SDN(Software-Defined Networking)
SDNの特徴
SDNはネットワーク仮想化をソフトウェアで集中制御する総合的な概念で、特定の技術を指すものではありません。具体的な実装はOpenFlowになります。
次の二つの特徴があります。
- 伝送機能と制御機能の分離
従来のLAN機器はデータ伝送機能と制御機能が一体化されていました。制御機能には、仮想マシンの配置変更に伴うネットワーク構成変更や動作状態の監視などがあります。その設定変更を個々の機器で行うのは大変です。
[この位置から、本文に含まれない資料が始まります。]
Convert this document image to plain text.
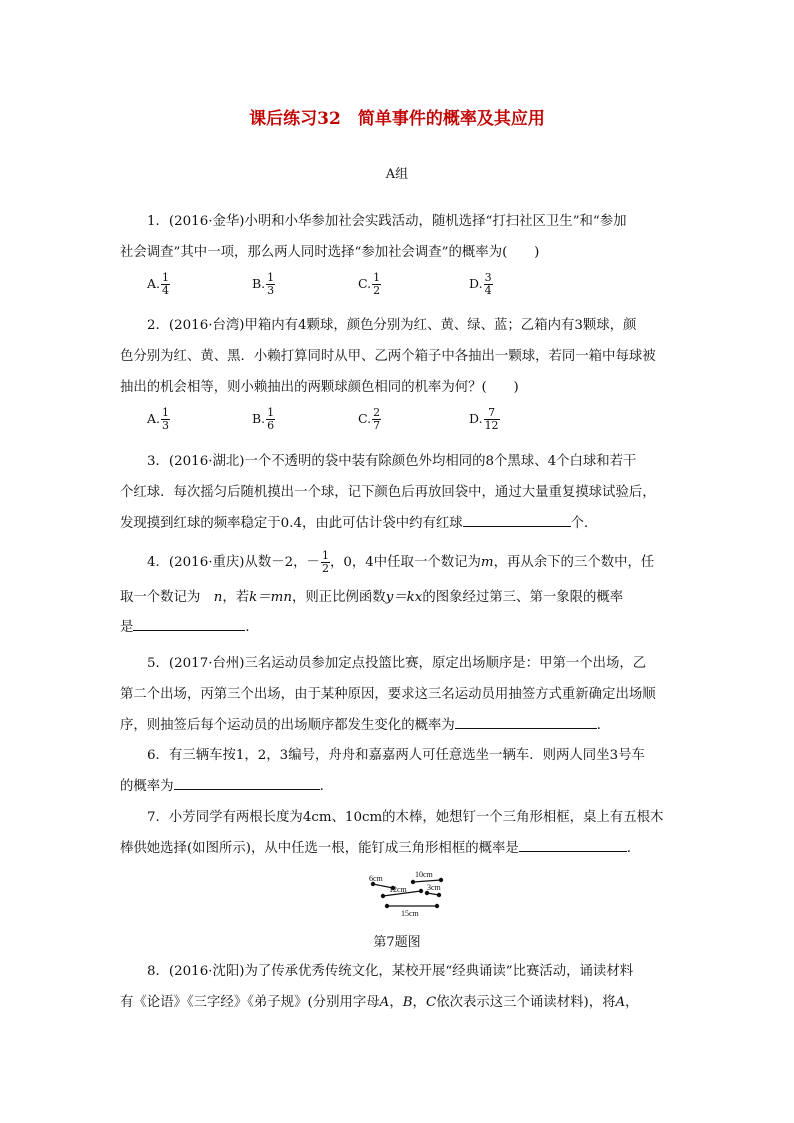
课后练习32　简单事件的概率及其应用
A组
1．(2016·金华)小明和小华参加社会实践活动，随机选择“打扫社区卫生”和“参加
社会调查”其中一项，那么两人同时选择“参加社会调查”的概率为(　　)
A. $\frac{1}{4}$	B. $\frac{1}{3}$	C. $\frac{1}{2}$	D. $\frac{3}{4}$
2．(2016·台湾)甲箱内有4颗球，颜色分别为红、黄、绿、蓝；乙箱内有3颗球，颜
色分别为红、黄、黑．小赖打算同时从甲、乙两个箱子中各抽出一颗球，若同一箱中每球被
抽出的机会相等，则小赖抽出的两颗球颜色相同的机率为何？(　　)
A. $\frac{1}{3}$	B. $\frac{1}{6}$	C. $\frac{2}{7}$	D. $\frac{7}{12}$
3．(2016·湖北)一个不透明的袋中装有除颜色外均相同的8个黑球、4个白球和若干
个红球．每次摇匀后随机摸出一个球，记下颜色后再放回袋中，通过大量重复摸球试验后，
发现摸到红球的频率稳定于0.4，由此可估计袋中约有红球	个．
4．(2016·重庆)从数－2，－ $\frac{1}{2}$ ，0，4中任取一个数记为m，再从余下的三个数中，任
取一个数记为　n，若k＝mn，则正比例函数y＝kx的图象经过第三、第一象限的概率
是	．
5．(2017·台州)三名运动员参加定点投篮比赛，原定出场顺序是：甲第一个出场，乙
第二个出场，丙第三个出场，由于某种原因，要求这三名运动员用抽签方式重新确定出场顺
序，则抽签后每个运动员的出场顺序都发生变化的概率为	．
6．有三辆车按1，2，3编号，舟舟和嘉嘉两人可任意选坐一辆车．则两人同坐3号车
的概率为	．
7．小芳同学有两根长度为4cm、10cm的木棒，她想钉一个三角形相框，桌上有五根木
棒供她选择(如图所示)，从中任选一根，能钉成三角形相框的概率是	．
6cm	10cm
12cm	3cm
15cm
第7题图
8．(2016·沈阳)为了传承优秀传统文化，某校开展“经典诵读”比赛活动，诵读材料
有《论语》《三字经》《弟子规》(分别用字母A，B，C依次表示这三个诵读材料)，将A，
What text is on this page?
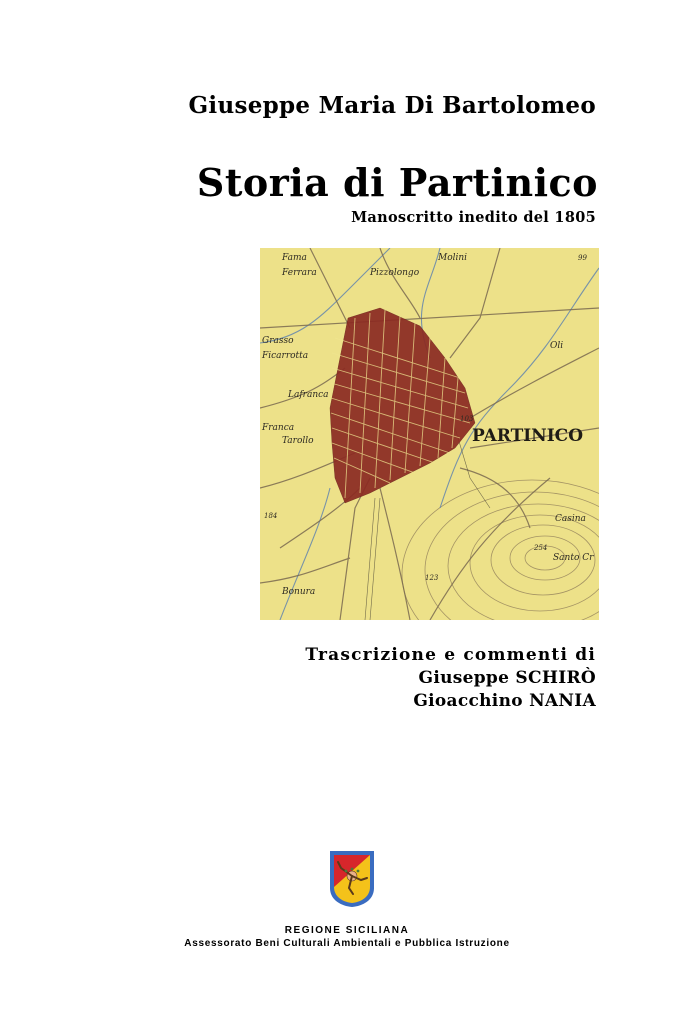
Giuseppe Maria Di Bartolomeo
Storia di Partinico
Manoscritto inedito del 1805
Fama	Molini
Ferrara	Pizzolongo
Grasso
Ficarrotta
Lafranca
Franca
Tarollo
Casina
Santo Cr
Bonura
Oli
99
103
184
123
254
PARTINICO
Trascrizione e commenti di
Giuseppe SCHIRÒ
Gioacchino NANIA
REGIONE SICILIANA
Assessorato Beni Culturali Ambientali e Pubblica Istruzione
SDNでは、個々の機器から制御機能を分離して、コントローラという制御システムに集中させ、コントローラに機器全体の設定や制御を行わせます。
- 集中制御プロトコルの標準化
集中制御をするには、機器とコントローラの間で機器を制御するためのプロトコルの標準化が必要になります。その代表的なプロトコルにOpenFileがあります。
SDNの3レイヤ
SDNでは、LAN機器やコントローラの機能を次の3レイヤに分離しています。
- インフラストラクチャレイヤ
データ転送を実際に行うネットワーク機器のレイヤです。通常システムでのハードウェアに相当します。
- コントロールレイヤ
機器とコントローラ間のネットワーク機能、機器の制御に関するレイヤです。通常システムでのOSに相当します。
- アプリケーションレイヤ
さまざまなネットワークの振る舞いを設定するレイヤです。通常システムでのアプリケーションに相当します。
OpenFlow
OpenFlowは、SDNを実現するための代表的なプロトコルです。制御機能の遠隔操作を標準化するものです。
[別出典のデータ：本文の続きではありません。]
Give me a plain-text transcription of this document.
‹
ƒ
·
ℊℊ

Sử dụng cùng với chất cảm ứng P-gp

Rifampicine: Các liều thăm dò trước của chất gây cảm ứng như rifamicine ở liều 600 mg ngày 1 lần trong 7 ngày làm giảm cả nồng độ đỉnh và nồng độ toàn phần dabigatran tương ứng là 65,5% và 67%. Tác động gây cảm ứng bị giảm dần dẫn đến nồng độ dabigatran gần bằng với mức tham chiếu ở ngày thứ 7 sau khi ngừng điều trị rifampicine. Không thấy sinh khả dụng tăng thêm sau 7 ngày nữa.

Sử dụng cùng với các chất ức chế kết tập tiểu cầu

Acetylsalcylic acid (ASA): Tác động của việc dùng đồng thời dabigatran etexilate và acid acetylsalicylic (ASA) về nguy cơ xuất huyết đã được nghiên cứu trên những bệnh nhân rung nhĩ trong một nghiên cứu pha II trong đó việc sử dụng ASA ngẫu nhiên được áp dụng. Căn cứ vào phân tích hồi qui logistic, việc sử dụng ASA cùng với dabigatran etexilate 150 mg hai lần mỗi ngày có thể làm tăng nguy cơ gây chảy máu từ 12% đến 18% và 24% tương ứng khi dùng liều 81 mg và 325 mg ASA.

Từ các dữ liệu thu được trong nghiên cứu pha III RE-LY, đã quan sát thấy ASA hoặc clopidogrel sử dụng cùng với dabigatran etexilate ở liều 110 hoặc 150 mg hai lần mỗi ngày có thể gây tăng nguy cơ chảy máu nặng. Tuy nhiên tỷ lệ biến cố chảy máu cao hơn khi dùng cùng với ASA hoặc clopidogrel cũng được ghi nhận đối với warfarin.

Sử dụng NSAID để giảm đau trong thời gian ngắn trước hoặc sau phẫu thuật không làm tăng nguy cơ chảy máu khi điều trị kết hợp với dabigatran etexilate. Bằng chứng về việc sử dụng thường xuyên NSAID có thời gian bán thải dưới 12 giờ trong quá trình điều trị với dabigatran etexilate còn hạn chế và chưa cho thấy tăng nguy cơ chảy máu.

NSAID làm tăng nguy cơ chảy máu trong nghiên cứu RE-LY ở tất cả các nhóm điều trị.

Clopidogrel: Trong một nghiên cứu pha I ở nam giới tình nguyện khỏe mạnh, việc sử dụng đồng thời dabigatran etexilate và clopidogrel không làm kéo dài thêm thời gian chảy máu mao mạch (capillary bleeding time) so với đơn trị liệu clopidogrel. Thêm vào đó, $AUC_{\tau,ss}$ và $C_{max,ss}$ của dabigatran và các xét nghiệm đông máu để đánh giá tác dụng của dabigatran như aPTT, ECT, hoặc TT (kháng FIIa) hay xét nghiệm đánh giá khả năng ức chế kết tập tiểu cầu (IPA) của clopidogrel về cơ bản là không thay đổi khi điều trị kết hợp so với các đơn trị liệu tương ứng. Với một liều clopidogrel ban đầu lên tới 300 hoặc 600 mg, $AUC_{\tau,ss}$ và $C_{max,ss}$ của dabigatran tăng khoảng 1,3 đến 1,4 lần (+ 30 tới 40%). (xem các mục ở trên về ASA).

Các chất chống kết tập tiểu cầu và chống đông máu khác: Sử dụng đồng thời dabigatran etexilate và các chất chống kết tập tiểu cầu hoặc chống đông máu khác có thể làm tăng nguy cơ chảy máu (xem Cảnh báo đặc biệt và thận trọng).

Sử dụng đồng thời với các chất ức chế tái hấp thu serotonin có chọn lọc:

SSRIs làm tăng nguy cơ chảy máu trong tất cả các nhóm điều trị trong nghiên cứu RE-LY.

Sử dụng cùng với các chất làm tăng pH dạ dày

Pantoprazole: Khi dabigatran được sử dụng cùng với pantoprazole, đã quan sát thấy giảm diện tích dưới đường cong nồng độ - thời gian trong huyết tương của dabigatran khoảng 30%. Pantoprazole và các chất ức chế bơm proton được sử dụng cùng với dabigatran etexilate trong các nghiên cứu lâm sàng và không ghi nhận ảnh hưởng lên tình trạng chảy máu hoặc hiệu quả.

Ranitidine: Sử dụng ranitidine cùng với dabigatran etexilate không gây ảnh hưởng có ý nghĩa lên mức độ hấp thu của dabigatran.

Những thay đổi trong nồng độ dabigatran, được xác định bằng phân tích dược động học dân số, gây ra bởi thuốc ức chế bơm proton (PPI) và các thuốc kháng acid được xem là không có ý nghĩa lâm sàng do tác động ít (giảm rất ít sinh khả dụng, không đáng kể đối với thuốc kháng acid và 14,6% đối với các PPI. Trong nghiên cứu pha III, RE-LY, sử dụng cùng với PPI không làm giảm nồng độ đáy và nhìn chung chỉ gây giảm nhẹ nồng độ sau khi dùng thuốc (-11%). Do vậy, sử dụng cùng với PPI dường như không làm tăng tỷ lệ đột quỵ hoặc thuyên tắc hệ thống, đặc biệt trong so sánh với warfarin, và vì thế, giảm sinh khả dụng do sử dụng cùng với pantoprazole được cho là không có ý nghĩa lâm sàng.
- OpenFlowは、伝送機能を行うOpenFlowスイッチと、制御機能を行うOpenFlowコントローラで構成され、コントローラとスイッチはOpenFlowプロトコルを用いて情報交換をします。下位プロトコルはTCPまたはTLSです
- 個々のOpenFlowスイッチは、コントローラ側から識別するために、Datapath IDという識別子を持ちます。
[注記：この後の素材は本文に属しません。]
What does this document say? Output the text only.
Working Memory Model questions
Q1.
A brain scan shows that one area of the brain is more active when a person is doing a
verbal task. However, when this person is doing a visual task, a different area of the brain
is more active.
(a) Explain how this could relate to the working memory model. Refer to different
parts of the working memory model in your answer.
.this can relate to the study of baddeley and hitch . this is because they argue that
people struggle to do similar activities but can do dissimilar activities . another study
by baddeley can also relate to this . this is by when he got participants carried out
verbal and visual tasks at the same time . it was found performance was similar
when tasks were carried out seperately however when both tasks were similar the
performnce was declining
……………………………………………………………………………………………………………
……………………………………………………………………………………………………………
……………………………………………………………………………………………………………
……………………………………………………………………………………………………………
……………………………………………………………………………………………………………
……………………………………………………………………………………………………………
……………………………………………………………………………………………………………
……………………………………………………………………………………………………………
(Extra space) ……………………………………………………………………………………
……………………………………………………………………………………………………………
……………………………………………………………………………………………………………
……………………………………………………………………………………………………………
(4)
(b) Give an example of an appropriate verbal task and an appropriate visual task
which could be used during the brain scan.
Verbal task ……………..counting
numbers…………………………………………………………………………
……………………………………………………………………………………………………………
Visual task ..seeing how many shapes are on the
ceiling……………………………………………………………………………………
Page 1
OpenFlowコントローラには、どのDatapath IDがどの条件のパケットに対してどのような動作を行うかなどを記述した制御テーブルがあり、これを変更することにより、OpenFlowスイッチの構成を変更できます。
- OpenFlowスイッチは、仮想スイッチとしてソフトウェアで実装できます。それによりVLANでのVLANリスト更新よりも柔軟な機能更新ができるので、高度な仮想化が実現できます。
NFV(Network Function Virtualization:ネットワーク機能仮想化)
接続機器の仮想化です。従来の機器はスイッチ、ルータ、ファイアウォール、ロードバランサなど専用のハードウェアやソフトウェアで動作していました。それを、汎用のOS上で動作するアプリケーションソフトとして実装し、仮想化されたサーバ上で実行できるようにするものです。
SDNが伝送機能と制御機能の分離をするのに対して、NFVは機器機能を標準的なソフトウェアで実装するもので、両者は補完的な関係になります。